Kita semua tahu apa yang terjadi hari ini. Para politisi yang sedang memperebutkan kursi di istana negeri ini. Sampai-sampai segala buku dikeluarkan dengan kaver dua istri sang capres dan cawapres yang mengenakan busana muslimah. Hal ini tentu saja menjadi sebuah senjata untuk mengikat ketertarikan publik Islam dalam menjatuhkan pilihan mereka kelak. Sementara kandidat lainnya merasa bengong, karena mereka tidak punya istri yang mengenakan jilbab. Satu kosong! Begitulah kira-kira.

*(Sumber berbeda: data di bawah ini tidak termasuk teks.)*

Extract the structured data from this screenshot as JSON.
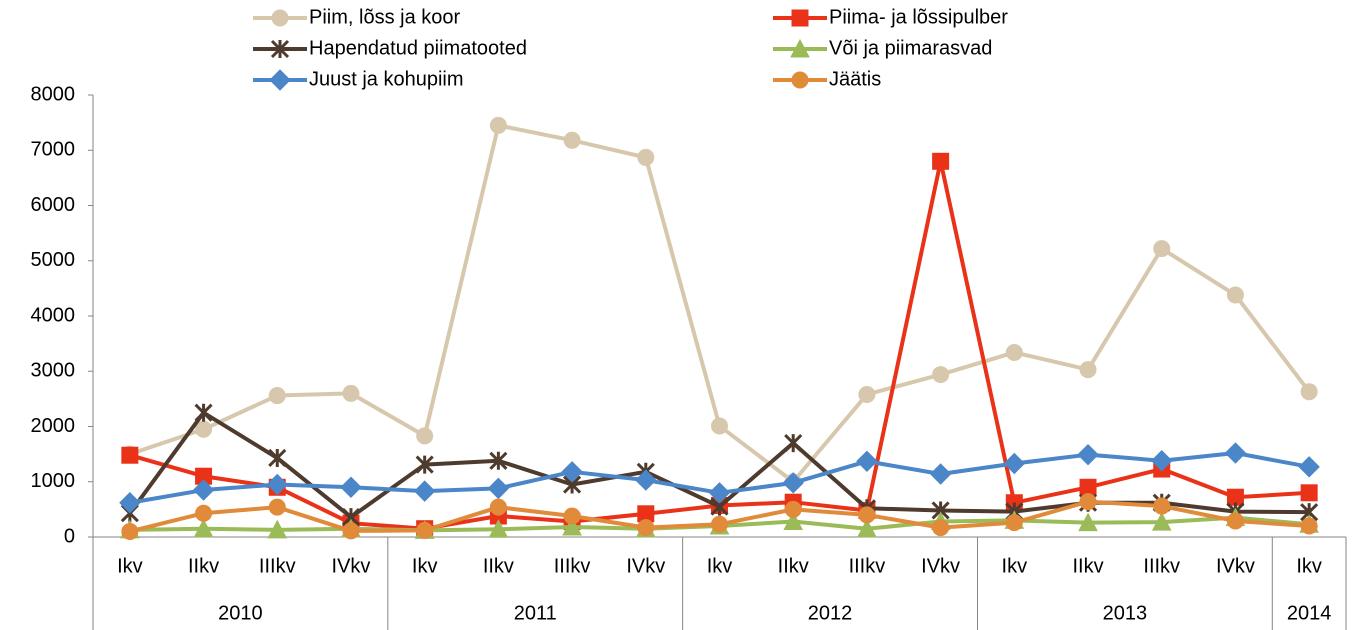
{
  "chart_data": {
    "type": "line",
    "categories": [
      "Ikv",
      "IIkv",
      "IIIkv",
      "IVkv",
      "Ikv",
      "IIkv",
      "IIIkv",
      "IVkv",
      "Ikv",
      "IIkv",
      "IIIkv",
      "IVkv",
      "Ikv",
      "IIkv",
      "IIIkv",
      "IVkv",
      "Ikv"
    ],
    "year_groups": [
      {
        "label": "2010",
        "count": 4
      },
      {
        "label": "2011",
        "count": 4
      },
      {
        "label": "2012",
        "count": 4
      },
      {
        "label": "2013",
        "count": 4
      },
      {
        "label": "2014",
        "count": 1
      }
    ],
    "ylim": [
      0,
      8000
    ],
    "yticks": [
      0,
      1000,
      2000,
      3000,
      4000,
      5000,
      6000,
      7000,
      8000
    ],
    "grid": false,
    "legend": "top",
    "series": [
      {
        "name": "Piim, lõss ja koor",
        "color": "#d7c7ad",
        "marker": "circle",
        "values": [
          1500,
          1950,
          2560,
          2600,
          1830,
          7450,
          7180,
          6870,
          2010,
          1000,
          2580,
          2940,
          3340,
          3030,
          5220,
          4380,
          2630
        ]
      },
      {
        "name": "Piima- ja lõssipulber",
        "color": "#ea3219",
        "marker": "square",
        "values": [
          1480,
          1100,
          900,
          250,
          150,
          380,
          280,
          420,
          570,
          630,
          480,
          6800,
          620,
          900,
          1230,
          720,
          800
        ]
      },
      {
        "name": "Hapendatud piimatooted",
        "color": "#4e3b2e",
        "marker": "star",
        "values": [
          430,
          2250,
          1430,
          360,
          1310,
          1380,
          950,
          1180,
          550,
          1700,
          520,
          480,
          460,
          620,
          620,
          460,
          450
        ]
      },
      {
        "name": "Või ja piimarasvad",
        "color": "#9bbb59",
        "marker": "triangle",
        "values": [
          130,
          150,
          130,
          150,
          120,
          140,
          180,
          150,
          200,
          280,
          150,
          280,
          300,
          260,
          270,
          350,
          230
        ]
      },
      {
        "name": "Juust ja kohupiim",
        "color": "#4a86c8",
        "marker": "diamond",
        "values": [
          620,
          850,
          950,
          900,
          830,
          880,
          1180,
          1030,
          800,
          980,
          1370,
          1140,
          1330,
          1490,
          1380,
          1520,
          1270
        ]
      },
      {
        "name": "Jäätis",
        "color": "#e08a3a",
        "marker": "circle",
        "values": [
          100,
          430,
          540,
          110,
          120,
          540,
          380,
          170,
          230,
          500,
          400,
          170,
          260,
          640,
          560,
          290,
          200
        ]
      }
    ]
  }
}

Sah-sah saja sebenarnya mau bikin buku soal apa terserah. Tetapi bila timingnya dan kavernya seperti itu nampaknya akan menjadi sebuah persoalan. Niatnya menjadi dipertanyakan, atau setidaknya menjadi sebuah bahan gurauan. Apakah niat berjilbab itu tulus ataukah hanya sekadar untuk memuluskan peluang merebut kursi istana. Tentu saja itu bukan hak kita untuk menjawabnya. Tetapi harus dikembalikan kepada Allah ta'ala.
Politik akhirnya menjadi sebuah ajang kepentingan. Apa saja bisa digunakan, siapa saja juga bisa dimanfaatkan. Tujuannya hanya satu, meloloskan sebuah kepentingan. Kepentingan jangka panjang, pendek atau pun sesaat saja. Politik akhirnya bukan sebagai sebuah ajang perjuangan ideologi, namun hanya sebagai cara untuk mendapatkan porsi kekuasaan.
Jangankan jilbab, ayat Quran pun bisa dialihkan maknanya, ditafsiri berbeda dengan ulama besar salafusshalih hanya sekedar untuk meloloskan sebuah kepentingan. Ikon-ikon keagamaan menjadi boneka yang digunakan tanpa pandang bulu. Ulama-ulama didatangi hanya sebagai upacara ritual belaka, dimintai dukungan dan diminta mendoakan. Ulama juga akan berbaik hati, karena memang para ulama tidak akan berpihak. Mereka juga berada pada posisi yang dilematis.
Kini, kita sudah sangat dewasa. Kita bukan anak kecil yang bisa ditipu dengan topeng-topeng yang digunakan sebagai penghias wajah. Kita juga tidak begitu saja mau dikelabuhi dengan performa yang dibuat-buat. Tetapi kita sudah paham, politik hanya soal kepentingan. Mereka yang di bawah, berjuang mati-matian. Rela membela elit partainya, tetapi ternyata setelah selesai hajat besar pemilihan suara, elit bisa sedemikian mudahnya berkoalisi dengan partai lainnya. Meski tidak sevisi, meski tidak seidiologi. Lalu untuk apa dahulu harus berebut tempat memasang bendera, saling cemberut saat bertatap muka, hanya soal beda partai saja. Inilah politik, ini hanya soal kepentingan.
Maka kita tidak perlu heran bila hari ini jilbab menjadi mesin kampanye strategis. Bisa jadi besok lebih besar daripada jilbab. Karena politik hanya soal kepentingan saja.